The second part of Mamie's Room refers to her adult career as a pet store owner and dealer in dogs, light brahmas (a type of show hen that she raised from 1914 until the 1960s), goats, pet birds (canaries and parakeets), cats, lizards, and other assorted animals. The magazines here are Milk Goat News, Washington Farmer, American Rabbit, Small Stock Magazine, Dogdom, and Dog World. The objects include such things as boxes of fish food, flea killers, and dog medicines. Mamie ran her pet store, PETLAND, near the posh Pedicord Hotel in downtown Spokane in the 1920s and 1930s; her sister, Florence, ran the Bouquet Barber Shop nearby. As her business faltered during the Depression, Mamie also worked as an accountant for True Oil Company and Hocking Drugstore. When her business began losing too much money in the 1940s, she ran her pet store out of her home.
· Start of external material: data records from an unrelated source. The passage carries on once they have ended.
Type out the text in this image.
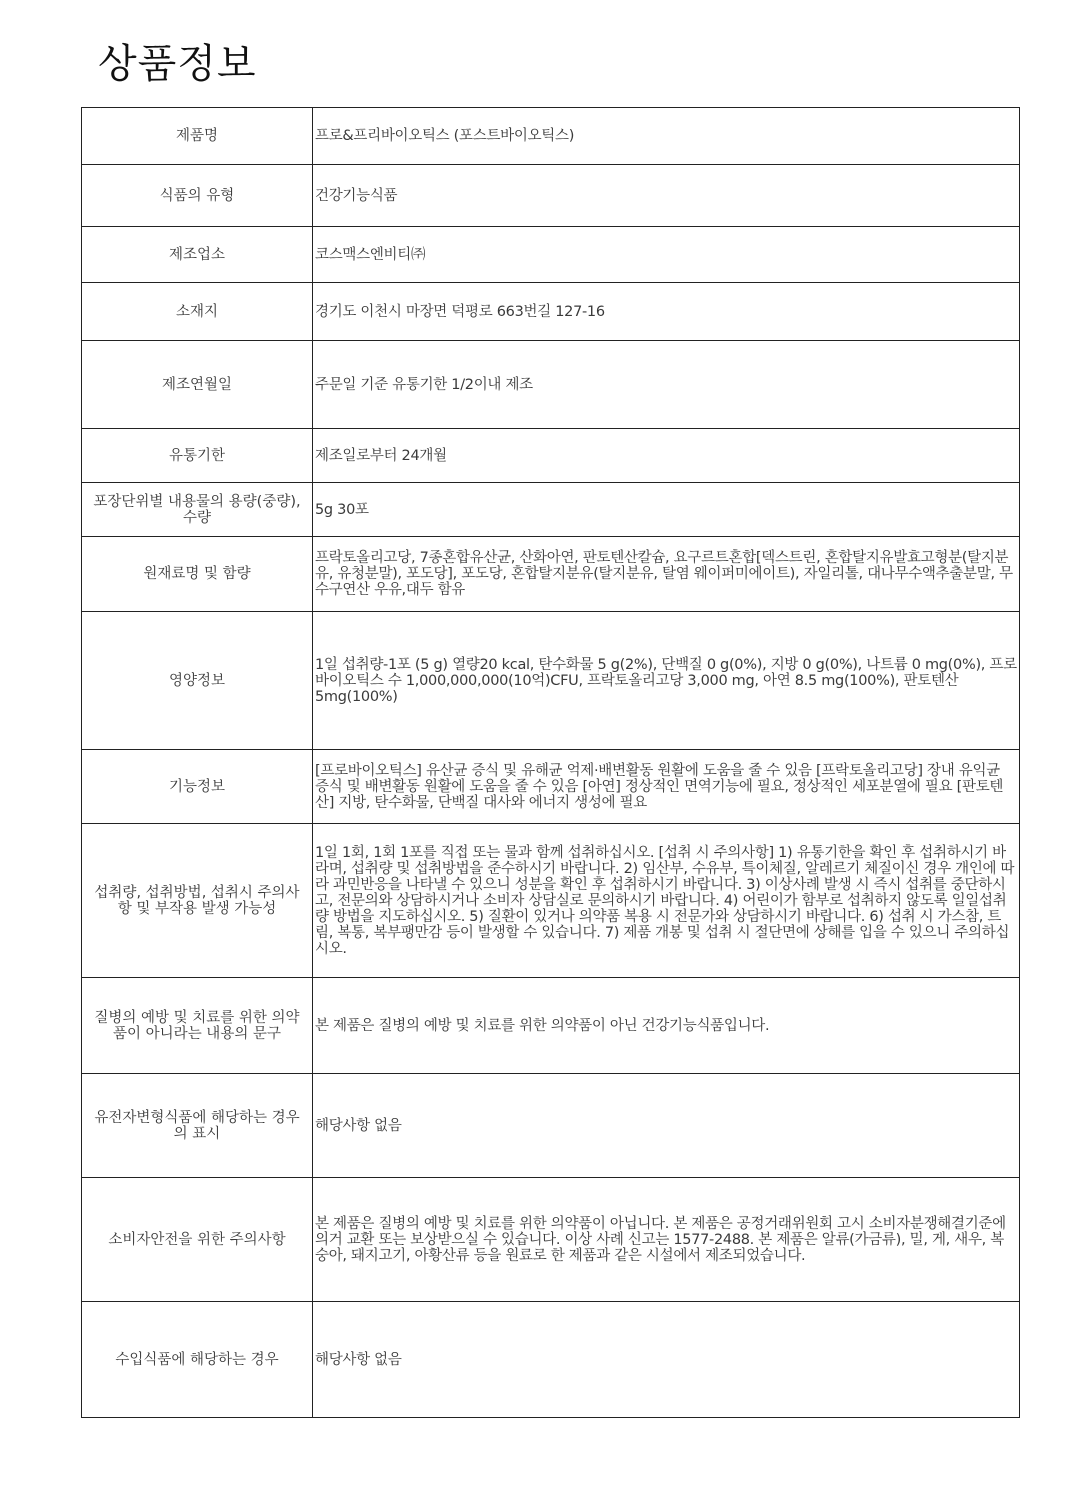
상품정보
제품명	프로&프리바이오틱스 (포스트바이오틱스)
식품의 유형	건강기능식품
제조업소	코스맥스엔비티㈜
소재지	경기도 이천시 마장면 덕평로 663번길 127-16
제조연월일	주문일 기준 유통기한 1/2이내 제조
유통기한	제조일로부터 24개월
포장단위별 내용물의 용량(중량), 수량	5g 30포
원재료명 및 함량	프락토올리고당, 7종혼합유산균, 산화아연, 판토텐산칼슘, 요구르트혼합[덱스트린, 혼합탈지유발효고형분(탈지분유, 유청분말), 포도당], 포도당, 혼합탈지분유(탈지분유, 탈염 웨이퍼미에이트), 자일리톨, 대나무수액추출분말, 무수구연산 우유,대두 함유
영양정보	1일 섭취량-1포 (5 g) 열량20 kcal, 탄수화물 5 g(2%), 단백질 0 g(0%), 지방 0 g(0%), 나트륨 0 mg(0%), 프로바이오틱스 수 1,000,000,000(10억)CFU, 프락토올리고당 3,000 mg, 아연 8.5 mg(100%), 판토텐산 5mg(100%)
기능정보	[프로바이오틱스] 유산균 증식 및 유해균 억제·배변활동 원활에 도움을 줄 수 있음 [프락토올리고당] 장내 유익균 증식 및 배변활동 원활에 도움을 줄 수 있음 [아연] 정상적인 면역기능에 필요, 정상적인 세포분열에 필요 [판토텐산] 지방, 탄수화물, 단백질 대사와 에너지 생성에 필요
섭취량, 섭취방법, 섭취시 주의사항 및 부작용 발생 가능성	1일 1회, 1회 1포를 직접 또는 물과 함께 섭취하십시오. [섭취 시 주의사항] 1) 유통기한을 확인 후 섭취하시기 바라며, 섭취량 및 섭취방법을 준수하시기 바랍니다. 2) 임산부, 수유부, 특이체질, 알레르기 체질이신 경우 개인에 따라 과민반응을 나타낼 수 있으니 성분을 확인 후 섭취하시기 바랍니다. 3) 이상사례 발생 시 즉시 섭취를 중단하시고, 전문의와 상담하시거나 소비자 상담실로 문의하시기 바랍니다. 4) 어린이가 함부로 섭취하지 않도록 일일섭취량 방법을 지도하십시오. 5) 질환이 있거나 의약품 복용 시 전문가와 상담하시기 바랍니다. 6) 섭취 시 가스참, 트림, 복통, 복부팽만감 등이 발생할 수 있습니다. 7) 제품 개봉 및 섭취 시 절단면에 상해를 입을 수 있으니 주의하십시오.
질병의 예방 및 치료를 위한 의약품이 아니라는 내용의 문구	본 제품은 질병의 예방 및 치료를 위한 의약품이 아닌 건강기능식품입니다.
유전자변형식품에 해당하는 경우의 표시	해당사항 없음
소비자안전을 위한 주의사항	본 제품은 질병의 예방 및 치료를 위한 의약품이 아닙니다. 본 제품은 공정거래위원회 고시 소비자분쟁해결기준에 의거 교환 또는 보상받으실 수 있습니다. 이상 사례 신고는 1577-2488. 본 제품은 알류(가금류), 밀, 게, 새우, 복숭아, 돼지고기, 아황산류 등을 원료로 한 제품과 같은 시설에서 제조되었습니다.
수입식품에 해당하는 경우	해당사항 없음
Glowen found stacks of supplies from the store still intact in the late 1990s.
The piles of old pet store supplies and magazines are only a small percentage of the total quantity of objects that Glowen has used in Mamie's Room. Glowen has created order from a stupefying accumulation of ordinary things, objects we all have around the house. Using the assemblage approach, she has put these objects into tidy compartments. In doing so, Glowen has tied up the chaos that she found in Mamie's ravaged house in 1994 and given us a version of Mamie Rand's identity.